Als sein Gefährte nicht reagierte, weder verbal noch mit einer der inzwischen vertrauten Gesten, ging Cheelo zu ihm hinüber und stieß ihn mit dem Fuß an. »Raus aus den Federn, Des! Na ja, nicht, dass deine Decke mit Federn gefüllt wäre.«
Nichts an dem Thranx sah in irgendeiner Form ungewöhnlich aus: Sein Panzer glänzte im gewohnten metallischen Blaugrün, von den Flügeldecken über die Gliedmaßen bis hin zum Kopf. Die vielen Cornealinsen seiner Augen, jede so groß wie die Faust eines Menschen, schimmerten im frühen Morgenlicht wie goldbraune Bernsteine. Aber irgendetwas stimmte nicht. Cheelo brauchte eine Weile, bis er es schließlich erkannte.
Er roch nichts.
Genauer gesagt: Er roch den Thranx nicht mehr. Der Außerirdische verströmte nicht mehr den für ihn typischen milden Blumenduft. Cheelo beugte sich vor und schnüffelte an ihm, roch jedoch nichts als frische Bergluft. Dann erkannte er, dass noch etwas anderes nicht stimmte. Er bückte sich und stieß den Thranx unsicher mit beiden Händen an.

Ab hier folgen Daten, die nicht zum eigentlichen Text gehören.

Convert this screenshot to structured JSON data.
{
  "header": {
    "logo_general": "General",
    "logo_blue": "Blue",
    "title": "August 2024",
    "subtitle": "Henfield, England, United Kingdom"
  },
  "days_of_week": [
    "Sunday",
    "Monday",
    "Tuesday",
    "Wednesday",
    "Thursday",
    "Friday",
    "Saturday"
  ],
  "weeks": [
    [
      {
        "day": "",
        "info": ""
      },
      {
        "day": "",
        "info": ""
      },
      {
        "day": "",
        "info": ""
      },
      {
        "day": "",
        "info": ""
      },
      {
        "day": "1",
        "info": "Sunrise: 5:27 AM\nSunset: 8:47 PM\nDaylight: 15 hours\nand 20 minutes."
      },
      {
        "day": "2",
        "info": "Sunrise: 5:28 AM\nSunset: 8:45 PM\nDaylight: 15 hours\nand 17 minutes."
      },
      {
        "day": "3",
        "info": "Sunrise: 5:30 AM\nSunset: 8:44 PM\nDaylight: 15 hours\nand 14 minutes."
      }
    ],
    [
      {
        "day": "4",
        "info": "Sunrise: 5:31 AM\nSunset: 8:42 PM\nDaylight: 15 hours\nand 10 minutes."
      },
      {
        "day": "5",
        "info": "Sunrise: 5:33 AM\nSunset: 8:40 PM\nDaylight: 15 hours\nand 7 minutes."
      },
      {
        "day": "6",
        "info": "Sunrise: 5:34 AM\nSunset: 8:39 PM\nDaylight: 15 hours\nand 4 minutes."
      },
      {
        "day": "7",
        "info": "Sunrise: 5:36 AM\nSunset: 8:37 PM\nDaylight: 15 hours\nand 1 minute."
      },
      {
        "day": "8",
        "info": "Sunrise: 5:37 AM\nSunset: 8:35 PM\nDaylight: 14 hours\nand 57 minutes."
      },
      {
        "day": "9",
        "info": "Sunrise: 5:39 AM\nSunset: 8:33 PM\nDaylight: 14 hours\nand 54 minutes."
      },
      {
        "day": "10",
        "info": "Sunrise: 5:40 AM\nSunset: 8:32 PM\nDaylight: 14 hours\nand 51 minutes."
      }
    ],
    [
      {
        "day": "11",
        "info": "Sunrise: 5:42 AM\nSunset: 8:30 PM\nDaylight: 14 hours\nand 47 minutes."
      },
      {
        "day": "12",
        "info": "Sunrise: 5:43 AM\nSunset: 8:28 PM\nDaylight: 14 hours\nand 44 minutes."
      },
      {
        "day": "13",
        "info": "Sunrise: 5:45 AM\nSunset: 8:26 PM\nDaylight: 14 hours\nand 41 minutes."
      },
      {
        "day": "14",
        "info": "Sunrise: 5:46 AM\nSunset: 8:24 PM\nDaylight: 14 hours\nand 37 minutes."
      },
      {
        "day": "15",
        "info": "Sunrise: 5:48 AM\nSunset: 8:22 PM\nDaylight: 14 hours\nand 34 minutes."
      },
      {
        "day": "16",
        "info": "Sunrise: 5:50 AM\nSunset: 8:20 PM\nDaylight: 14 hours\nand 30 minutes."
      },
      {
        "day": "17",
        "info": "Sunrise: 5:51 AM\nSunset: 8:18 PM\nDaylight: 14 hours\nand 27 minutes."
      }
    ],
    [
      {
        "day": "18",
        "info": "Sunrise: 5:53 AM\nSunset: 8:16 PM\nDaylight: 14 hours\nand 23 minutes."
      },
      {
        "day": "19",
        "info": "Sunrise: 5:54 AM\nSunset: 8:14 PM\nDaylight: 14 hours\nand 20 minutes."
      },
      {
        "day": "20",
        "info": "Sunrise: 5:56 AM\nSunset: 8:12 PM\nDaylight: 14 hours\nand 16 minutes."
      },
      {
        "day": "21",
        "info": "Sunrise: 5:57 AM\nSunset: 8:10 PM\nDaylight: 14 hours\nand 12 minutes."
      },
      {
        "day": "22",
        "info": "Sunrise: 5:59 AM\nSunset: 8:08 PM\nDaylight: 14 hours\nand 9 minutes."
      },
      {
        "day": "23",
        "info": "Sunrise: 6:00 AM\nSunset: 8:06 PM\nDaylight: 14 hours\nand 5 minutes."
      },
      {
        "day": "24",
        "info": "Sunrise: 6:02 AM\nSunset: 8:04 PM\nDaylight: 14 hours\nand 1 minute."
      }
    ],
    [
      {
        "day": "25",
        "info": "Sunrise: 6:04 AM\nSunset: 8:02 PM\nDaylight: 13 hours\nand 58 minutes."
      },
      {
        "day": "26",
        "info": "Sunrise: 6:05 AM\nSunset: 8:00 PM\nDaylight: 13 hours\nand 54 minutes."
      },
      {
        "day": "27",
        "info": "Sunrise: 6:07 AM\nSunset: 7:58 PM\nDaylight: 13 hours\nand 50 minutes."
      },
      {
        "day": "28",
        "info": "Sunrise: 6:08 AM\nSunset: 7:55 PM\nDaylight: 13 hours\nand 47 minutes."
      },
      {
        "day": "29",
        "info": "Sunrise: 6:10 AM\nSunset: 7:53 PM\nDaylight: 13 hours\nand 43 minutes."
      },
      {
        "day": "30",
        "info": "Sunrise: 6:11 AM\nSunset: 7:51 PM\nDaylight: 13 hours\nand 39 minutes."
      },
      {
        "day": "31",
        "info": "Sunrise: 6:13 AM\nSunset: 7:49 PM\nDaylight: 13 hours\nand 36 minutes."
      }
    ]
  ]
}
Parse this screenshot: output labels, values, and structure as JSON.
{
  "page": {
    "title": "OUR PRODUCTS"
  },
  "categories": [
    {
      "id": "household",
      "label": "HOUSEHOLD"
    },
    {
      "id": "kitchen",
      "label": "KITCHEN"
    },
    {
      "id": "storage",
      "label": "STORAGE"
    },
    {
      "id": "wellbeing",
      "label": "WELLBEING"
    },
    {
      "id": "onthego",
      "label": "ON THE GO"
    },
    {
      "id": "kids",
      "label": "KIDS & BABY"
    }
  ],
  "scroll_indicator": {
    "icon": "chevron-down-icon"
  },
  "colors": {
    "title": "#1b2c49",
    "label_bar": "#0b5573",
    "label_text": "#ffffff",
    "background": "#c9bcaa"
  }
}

Wie steif gefroren kippte der Außerirdische auf die Seite, wobei die Decken kurz flatterten wie dunkle Flügel. Sie waren zu Leichentüchern geworden. Die starren Beine und Arme des Thranx blieben exakt in der Position, in der er auf dem Stamm geruht hatte, angewinkelt und dicht an den Körper gezogen.
»Des? Komm schon, ich hab keine Zeit, um Krabbeltiere zu verhätscheln. Steh auf!« Cheelo hockte sich hin und zog sanft an einer Echthand. Das Armglied ließ sich nicht bewegen, und der Thranx zeigte keine Reaktion. Cheelo packte mit beiden Händen zu und zog fester.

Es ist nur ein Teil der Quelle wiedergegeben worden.